La géopolitique part du principe qu’il existe deux types d’organisation de la société : maritime et terrestre. Le land power est la puissance terrestre et le sea power la puissance maritime. Et il y a une confrontation entre ces deux types de complexes politiques, sociaux, culturels, économiques et technologiques, parce qu’ils proviennent de points de vue diamétralement opposés. La civilisation terrestre, à laquelle nous appartenons sans aucun doute, et à laquelle ont appartenu Rome, Sparte et la Russie tout au long de leur histoire, est orientée vers ce que l’on appelle les « valeurs héroïques ». Ces valeurs incluent la constance, la tradition, la loyauté immuable et la hiérarchie du pouvoir. Face à cela, la civilisation maritime repose sur la ruse, la perfidie, la corruption, le développement technologique — non pas sur la stabilité mais sur le développement permanent, non pas sur l’éternité mais sur le temps, sur le commerce et l’expansion maritime, sur la colonisation des territoires côtiers qui créent un type complètement différent de société.

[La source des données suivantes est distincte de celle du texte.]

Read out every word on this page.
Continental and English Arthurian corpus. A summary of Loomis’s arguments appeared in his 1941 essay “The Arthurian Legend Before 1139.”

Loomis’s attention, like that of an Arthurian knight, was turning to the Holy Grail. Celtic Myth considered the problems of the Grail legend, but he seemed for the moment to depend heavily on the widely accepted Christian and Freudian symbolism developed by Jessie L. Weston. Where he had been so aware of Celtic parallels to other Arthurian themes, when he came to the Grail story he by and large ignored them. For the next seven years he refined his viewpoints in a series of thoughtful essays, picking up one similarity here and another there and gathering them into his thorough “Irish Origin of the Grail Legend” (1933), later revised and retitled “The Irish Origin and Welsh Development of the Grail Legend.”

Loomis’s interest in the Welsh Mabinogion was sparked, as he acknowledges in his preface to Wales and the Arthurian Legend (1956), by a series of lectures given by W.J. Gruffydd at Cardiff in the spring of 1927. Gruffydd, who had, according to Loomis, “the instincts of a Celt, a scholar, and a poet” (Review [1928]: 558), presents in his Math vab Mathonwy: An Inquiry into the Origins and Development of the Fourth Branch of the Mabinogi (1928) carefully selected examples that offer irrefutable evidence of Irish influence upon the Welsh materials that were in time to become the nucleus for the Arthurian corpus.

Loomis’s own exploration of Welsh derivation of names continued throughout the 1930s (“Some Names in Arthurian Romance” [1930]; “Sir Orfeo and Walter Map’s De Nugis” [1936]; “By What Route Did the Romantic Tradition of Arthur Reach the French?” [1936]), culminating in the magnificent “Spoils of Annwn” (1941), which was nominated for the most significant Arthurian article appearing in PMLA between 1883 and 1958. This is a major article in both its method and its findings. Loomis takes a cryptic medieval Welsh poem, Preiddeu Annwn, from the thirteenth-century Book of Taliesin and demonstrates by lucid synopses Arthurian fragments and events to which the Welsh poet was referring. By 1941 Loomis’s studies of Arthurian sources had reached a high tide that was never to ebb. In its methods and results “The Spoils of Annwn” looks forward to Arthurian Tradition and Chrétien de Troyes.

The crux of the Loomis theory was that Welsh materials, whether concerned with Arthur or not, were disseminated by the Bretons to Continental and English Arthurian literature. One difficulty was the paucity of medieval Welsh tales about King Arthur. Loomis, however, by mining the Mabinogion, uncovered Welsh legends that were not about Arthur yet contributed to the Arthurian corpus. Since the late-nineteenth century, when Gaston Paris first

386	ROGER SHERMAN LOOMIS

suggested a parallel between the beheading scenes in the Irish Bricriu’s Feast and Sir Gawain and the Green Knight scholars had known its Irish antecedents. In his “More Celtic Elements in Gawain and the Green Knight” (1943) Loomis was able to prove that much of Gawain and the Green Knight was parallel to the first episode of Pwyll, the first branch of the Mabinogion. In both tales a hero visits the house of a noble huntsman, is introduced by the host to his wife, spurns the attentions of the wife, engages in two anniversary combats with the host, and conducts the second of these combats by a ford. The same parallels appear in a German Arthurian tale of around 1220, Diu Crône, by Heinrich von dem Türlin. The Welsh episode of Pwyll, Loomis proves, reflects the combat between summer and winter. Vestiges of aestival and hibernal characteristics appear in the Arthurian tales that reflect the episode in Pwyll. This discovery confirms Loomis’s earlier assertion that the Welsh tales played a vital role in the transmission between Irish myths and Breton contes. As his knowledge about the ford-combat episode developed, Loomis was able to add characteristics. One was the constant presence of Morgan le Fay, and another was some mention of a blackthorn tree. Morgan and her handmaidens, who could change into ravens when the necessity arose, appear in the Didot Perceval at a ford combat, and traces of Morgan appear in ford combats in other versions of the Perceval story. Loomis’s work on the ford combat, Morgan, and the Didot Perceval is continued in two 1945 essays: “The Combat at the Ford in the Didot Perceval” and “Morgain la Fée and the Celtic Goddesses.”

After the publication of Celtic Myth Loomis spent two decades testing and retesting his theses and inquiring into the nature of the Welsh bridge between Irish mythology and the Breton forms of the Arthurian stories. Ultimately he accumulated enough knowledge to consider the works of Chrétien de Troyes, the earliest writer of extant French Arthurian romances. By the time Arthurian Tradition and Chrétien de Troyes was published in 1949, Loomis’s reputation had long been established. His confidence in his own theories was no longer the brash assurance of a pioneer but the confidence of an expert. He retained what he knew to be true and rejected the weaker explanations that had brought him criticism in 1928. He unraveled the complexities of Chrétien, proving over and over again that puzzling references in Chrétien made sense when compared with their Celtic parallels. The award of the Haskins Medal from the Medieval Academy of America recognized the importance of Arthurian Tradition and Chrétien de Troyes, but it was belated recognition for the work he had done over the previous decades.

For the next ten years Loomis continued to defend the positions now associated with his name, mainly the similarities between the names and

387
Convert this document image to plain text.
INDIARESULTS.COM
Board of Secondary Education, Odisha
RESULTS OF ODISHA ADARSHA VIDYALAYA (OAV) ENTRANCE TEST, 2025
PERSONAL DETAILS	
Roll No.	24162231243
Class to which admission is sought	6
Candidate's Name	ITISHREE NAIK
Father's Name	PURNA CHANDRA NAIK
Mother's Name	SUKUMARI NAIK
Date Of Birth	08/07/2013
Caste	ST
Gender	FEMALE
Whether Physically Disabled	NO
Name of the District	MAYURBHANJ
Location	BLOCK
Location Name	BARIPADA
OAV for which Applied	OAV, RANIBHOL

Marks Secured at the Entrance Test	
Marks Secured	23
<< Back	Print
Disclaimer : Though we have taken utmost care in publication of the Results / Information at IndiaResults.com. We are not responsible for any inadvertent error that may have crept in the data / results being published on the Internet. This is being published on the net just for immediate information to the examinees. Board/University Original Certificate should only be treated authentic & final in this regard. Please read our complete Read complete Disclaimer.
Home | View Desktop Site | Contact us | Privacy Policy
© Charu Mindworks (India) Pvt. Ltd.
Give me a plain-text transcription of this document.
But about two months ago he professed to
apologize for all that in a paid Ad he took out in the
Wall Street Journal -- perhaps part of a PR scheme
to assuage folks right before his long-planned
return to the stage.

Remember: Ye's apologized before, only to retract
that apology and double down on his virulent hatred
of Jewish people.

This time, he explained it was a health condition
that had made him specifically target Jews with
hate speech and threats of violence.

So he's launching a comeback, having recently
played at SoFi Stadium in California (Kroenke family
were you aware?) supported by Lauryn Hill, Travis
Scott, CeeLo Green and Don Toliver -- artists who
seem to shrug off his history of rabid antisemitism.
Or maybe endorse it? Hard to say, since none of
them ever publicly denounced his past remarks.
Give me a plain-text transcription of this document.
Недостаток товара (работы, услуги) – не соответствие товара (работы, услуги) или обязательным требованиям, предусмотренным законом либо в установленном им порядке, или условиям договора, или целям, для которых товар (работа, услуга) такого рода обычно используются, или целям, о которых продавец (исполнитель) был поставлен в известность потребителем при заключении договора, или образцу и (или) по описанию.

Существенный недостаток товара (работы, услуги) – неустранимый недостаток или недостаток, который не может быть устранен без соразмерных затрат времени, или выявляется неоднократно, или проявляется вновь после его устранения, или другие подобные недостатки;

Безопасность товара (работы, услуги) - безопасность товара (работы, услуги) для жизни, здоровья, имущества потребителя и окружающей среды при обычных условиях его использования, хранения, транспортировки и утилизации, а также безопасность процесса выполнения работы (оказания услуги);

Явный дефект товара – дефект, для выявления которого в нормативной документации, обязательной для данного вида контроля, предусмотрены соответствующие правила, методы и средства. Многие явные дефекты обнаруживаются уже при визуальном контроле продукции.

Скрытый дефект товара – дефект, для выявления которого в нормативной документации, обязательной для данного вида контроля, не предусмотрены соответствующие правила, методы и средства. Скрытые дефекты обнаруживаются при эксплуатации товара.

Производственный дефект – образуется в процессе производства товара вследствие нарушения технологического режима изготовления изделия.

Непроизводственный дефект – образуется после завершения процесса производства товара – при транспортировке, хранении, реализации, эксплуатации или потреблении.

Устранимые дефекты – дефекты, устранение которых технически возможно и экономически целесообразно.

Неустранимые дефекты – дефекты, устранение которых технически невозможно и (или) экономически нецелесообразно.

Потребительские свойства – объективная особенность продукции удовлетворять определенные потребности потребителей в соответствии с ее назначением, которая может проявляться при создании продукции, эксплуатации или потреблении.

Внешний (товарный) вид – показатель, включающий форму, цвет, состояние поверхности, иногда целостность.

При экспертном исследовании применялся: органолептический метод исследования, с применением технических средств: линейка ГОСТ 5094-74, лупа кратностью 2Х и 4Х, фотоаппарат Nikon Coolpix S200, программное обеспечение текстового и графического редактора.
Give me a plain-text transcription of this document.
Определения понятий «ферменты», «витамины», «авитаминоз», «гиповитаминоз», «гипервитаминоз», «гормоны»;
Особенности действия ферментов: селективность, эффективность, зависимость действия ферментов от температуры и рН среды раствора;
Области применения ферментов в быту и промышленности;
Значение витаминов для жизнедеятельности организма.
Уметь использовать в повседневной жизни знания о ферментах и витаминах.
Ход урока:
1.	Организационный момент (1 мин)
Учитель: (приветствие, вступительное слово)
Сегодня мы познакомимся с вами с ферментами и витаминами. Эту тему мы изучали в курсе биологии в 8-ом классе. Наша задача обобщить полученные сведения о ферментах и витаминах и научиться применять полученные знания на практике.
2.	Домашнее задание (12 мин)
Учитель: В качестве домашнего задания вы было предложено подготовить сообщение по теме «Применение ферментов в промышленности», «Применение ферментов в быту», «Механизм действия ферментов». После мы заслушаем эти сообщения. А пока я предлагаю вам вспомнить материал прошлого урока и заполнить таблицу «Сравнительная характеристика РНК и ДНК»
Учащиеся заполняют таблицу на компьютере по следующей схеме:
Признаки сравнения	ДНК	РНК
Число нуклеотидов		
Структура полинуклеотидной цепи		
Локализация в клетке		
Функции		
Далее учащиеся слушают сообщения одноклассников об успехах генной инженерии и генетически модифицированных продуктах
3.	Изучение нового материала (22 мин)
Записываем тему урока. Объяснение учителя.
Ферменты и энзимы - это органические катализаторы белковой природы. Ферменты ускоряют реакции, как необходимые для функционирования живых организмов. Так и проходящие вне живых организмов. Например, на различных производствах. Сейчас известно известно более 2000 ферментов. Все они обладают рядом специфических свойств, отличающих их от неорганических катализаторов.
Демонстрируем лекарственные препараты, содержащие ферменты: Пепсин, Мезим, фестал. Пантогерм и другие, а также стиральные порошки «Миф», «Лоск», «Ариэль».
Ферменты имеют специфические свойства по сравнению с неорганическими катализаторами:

Douguine est nourri des grands auteurs de la géopolitique germanique et a emprunté l’idée de tellurocraties et thallassocraties à Halford Mackinder, qui parlait alors de l’opposition heartland et rimland. Cette terminologie permet de donner une lecture géopolitique de l’opposition — classique dans la pensée russe — entre Occident et Russie, et de la reformuler comme une opposition entre monde anglo-saxon et monde russe. Très admiratif de l’Allemagne de la Révolution conservatrice et ayant eu des propos favorables au nazisme historique dans les années 1990, Douguine utilise cette métaphore géopolitique pour affirmer que l’Allemagne de la Révolution conservatrice est en théorie l’alliée de la Russie — non son ennemie.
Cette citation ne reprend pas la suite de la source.